I had the pleasure of speaking with Jonathan Fansmith, Assistant Vice President, Government Relations, from the American Council on Education (ACE) on these changes. You can listen to the dialogue on NASPA’s podcast, SA Voices from the Field, in season 5, episode 8. For this blogpost, here’s a few highlights that will hopefully help you or someone you know on the way to having your federal student loan debt forgiven. Friendly reminder that I am not an attorney nor an accountant, so these are practice recommendations only and I encourage you to consult the United States Department of Education’s financial aid website and your own financial advisors prior to taking action. 

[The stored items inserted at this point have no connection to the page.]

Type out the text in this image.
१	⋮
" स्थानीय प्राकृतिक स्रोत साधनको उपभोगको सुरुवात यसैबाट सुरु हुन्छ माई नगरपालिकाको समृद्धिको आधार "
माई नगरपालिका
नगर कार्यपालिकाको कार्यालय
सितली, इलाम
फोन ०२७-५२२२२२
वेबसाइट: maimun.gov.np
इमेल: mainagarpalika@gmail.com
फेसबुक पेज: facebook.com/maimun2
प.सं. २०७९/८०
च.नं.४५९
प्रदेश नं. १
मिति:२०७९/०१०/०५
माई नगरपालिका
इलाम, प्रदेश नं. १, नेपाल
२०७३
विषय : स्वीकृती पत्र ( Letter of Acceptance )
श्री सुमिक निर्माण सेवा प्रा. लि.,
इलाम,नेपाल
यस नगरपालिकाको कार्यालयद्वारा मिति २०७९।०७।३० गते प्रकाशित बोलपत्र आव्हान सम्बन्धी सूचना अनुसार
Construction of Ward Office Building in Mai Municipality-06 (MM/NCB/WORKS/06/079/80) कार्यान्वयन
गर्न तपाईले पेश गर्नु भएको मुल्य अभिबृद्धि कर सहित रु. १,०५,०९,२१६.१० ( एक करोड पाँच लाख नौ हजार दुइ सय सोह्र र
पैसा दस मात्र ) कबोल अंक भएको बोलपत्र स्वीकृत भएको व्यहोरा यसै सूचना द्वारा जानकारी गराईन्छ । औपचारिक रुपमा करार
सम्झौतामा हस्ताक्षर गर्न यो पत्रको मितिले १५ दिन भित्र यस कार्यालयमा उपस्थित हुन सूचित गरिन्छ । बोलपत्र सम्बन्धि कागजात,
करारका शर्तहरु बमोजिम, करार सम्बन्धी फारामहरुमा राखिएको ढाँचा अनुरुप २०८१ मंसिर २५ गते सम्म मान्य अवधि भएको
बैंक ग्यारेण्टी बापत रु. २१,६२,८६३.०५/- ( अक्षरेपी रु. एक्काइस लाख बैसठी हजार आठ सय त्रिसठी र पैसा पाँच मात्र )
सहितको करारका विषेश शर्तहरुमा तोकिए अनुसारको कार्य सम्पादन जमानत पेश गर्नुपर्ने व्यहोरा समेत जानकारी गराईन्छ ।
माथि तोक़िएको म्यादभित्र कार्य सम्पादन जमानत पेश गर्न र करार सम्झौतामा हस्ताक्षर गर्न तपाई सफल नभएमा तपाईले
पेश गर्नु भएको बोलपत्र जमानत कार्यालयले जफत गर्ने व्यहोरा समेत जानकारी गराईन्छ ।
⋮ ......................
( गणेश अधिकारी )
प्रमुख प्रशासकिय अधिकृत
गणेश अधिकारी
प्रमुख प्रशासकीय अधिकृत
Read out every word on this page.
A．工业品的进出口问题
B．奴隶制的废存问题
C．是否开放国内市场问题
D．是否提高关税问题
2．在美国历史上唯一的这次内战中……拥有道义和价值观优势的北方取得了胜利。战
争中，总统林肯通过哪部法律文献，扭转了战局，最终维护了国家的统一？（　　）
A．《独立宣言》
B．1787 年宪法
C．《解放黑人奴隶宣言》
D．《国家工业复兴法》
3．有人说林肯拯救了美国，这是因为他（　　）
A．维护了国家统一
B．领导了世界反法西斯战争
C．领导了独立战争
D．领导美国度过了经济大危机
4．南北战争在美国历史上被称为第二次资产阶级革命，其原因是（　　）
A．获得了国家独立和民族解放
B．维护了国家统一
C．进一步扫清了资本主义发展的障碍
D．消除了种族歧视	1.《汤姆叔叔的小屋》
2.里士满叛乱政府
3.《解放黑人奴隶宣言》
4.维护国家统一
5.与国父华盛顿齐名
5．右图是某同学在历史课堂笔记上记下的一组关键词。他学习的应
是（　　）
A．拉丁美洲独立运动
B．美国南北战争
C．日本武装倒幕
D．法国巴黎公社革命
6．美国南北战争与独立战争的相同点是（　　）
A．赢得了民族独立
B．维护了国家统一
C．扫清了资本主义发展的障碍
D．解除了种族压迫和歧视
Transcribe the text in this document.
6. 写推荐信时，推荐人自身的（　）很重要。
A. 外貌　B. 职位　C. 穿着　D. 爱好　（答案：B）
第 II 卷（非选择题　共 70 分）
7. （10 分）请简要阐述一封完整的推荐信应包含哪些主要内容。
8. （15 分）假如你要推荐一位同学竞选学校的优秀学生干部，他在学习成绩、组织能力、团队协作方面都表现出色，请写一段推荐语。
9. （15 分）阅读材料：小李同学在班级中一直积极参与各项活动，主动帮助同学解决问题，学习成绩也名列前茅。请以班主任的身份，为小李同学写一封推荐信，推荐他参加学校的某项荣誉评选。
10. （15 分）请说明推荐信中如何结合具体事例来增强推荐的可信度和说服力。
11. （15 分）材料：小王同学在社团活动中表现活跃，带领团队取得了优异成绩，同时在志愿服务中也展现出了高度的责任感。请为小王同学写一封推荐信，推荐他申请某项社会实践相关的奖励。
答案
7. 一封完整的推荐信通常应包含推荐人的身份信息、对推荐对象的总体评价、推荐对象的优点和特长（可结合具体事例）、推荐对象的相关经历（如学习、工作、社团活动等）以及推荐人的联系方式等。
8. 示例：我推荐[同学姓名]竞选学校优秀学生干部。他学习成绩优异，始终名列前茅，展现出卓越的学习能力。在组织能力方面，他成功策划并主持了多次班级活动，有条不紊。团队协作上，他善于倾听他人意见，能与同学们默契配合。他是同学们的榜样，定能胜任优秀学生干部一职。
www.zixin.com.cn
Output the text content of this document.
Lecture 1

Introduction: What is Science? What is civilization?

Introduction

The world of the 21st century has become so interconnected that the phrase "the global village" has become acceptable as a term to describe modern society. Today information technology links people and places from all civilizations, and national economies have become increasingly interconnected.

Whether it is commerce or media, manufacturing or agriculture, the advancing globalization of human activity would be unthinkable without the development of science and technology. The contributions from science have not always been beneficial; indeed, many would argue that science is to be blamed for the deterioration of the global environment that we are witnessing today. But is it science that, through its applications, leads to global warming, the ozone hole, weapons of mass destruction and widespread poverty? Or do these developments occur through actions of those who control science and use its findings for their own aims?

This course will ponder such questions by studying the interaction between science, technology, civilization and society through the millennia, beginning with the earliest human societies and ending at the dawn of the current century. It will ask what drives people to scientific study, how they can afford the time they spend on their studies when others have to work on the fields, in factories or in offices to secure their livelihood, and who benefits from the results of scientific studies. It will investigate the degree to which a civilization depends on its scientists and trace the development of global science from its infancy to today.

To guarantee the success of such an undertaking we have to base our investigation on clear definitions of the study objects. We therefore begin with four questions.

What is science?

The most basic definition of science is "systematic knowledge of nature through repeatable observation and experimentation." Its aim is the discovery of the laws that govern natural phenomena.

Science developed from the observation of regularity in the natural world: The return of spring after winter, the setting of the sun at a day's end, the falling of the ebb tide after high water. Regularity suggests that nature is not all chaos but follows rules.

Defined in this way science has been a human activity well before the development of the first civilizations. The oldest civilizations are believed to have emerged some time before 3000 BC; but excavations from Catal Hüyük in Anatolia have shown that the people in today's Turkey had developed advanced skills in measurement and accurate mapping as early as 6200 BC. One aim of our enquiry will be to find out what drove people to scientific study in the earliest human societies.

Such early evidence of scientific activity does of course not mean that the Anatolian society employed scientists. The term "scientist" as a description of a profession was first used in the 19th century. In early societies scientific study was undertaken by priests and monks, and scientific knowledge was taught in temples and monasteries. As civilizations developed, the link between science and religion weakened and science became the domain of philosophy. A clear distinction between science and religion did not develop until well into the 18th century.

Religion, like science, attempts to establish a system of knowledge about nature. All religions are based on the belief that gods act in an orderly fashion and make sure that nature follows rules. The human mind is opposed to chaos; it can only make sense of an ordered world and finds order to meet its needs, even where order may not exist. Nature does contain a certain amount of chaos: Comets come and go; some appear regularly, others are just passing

  • October 31, 2022 will be the last day to file your paperwork to have old payments counted and former employers certify that you were a public servant while you were making past qualifying payments. 

  • If you have been previously denied forgiveness, the Department has stated they will reevaluate your application – it does not hurt to check in to ask if this is happening to your personal account. 

  • If you were in a previously ineligible payment plan, you may be able to have back-dated payments counted. 

  • The 120 payments no longer need to be consecutive. If you finished a degree, made on-time payments for less than 10 years, and then went back for more education later, you may have additional eligible payments made between your two educational experiences that were not previously counted.  

  • When loans are forgiven under PSLF, the value of your forgiveness package has been reported as tax-exempt, meaning you’ll likely avoid the dreaded tax bomb. 

  • Even if you’re in process to receive forgiveness, you should keep paying on your loans until the process has been officially completed. 

Ultimately the U.S. Department of Education plans to create clarity for future PSLF seekers through a negotiated rulemaking process. More on that in 2022 and beyond. In the interim, I wish you all the best in seeking PSLF for yourself or someone in your family. May the eventual cessation of your monthly student loan payment bring you financial relief, freedom, and power.